As soon as representatives of the Bank of England expressed that they are unwilling to lower interest rates due to high inflation, we learned that the pace of consumer price growth slowed from 4.6% to 3.9%. This goes against the expected decrease to only 4.3%. As a result, the pound immediately fell. Just yesterday morning, everyone was confident that among the key central banks, the BoE would be the last to embark on monetary policy easing. However, after the latest inflation data, the situation has changed somewhat, at least in terms of the extremely unlikely scenario of an interest rate disparity shift in favor of the pound.

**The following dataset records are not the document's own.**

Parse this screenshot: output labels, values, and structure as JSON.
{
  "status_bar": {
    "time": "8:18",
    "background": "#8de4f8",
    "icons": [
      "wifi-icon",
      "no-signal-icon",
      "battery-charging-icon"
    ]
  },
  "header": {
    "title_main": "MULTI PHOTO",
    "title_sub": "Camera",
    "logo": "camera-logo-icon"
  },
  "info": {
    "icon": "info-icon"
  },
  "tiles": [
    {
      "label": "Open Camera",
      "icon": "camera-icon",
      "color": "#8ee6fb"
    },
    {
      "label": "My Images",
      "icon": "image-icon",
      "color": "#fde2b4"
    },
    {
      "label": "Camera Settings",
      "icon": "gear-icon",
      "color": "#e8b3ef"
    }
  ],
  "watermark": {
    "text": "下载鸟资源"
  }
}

The only thing we can highlight for today is the jobless claims data in the United States. However, the data is expected to have a limited impact on the pair's movement, as any changes may be purely symbolic. For instance, the number of initial claims is expected to increase by 7,000, while the number of continuing claims is projected to decrease by 1,000. There is no sense in considering the US GDP data for the third quarter, as these are final figures meant to confirm the previous estimates, which are already priced in by the market.
The GBP/USD pair is pursuing a downtrend, and the quote managed to update the local low of the corrective cycle.
On the four-hour chart, the RSI downwardly crossed the 50 middle line, indicating an increase in the volume of short positions in the corrective phase.
Meanwhile, the Alligator's MAs are intertwined in the 4-hour chart. This technical factor indicates a slowdown in the upward cycle.
Outlook
Keeping the price below 1.2600 suggests that the British pound could fall towards the level of 1.2500.
The bullish scenario will come into play if the price returns above the level of 1.2700 with confirmation on the daily time frame.
The comprehensive indicator analysis in the short-term and intraday periods indicates a corrective phase. Indicators signal an uptrend in the medium term.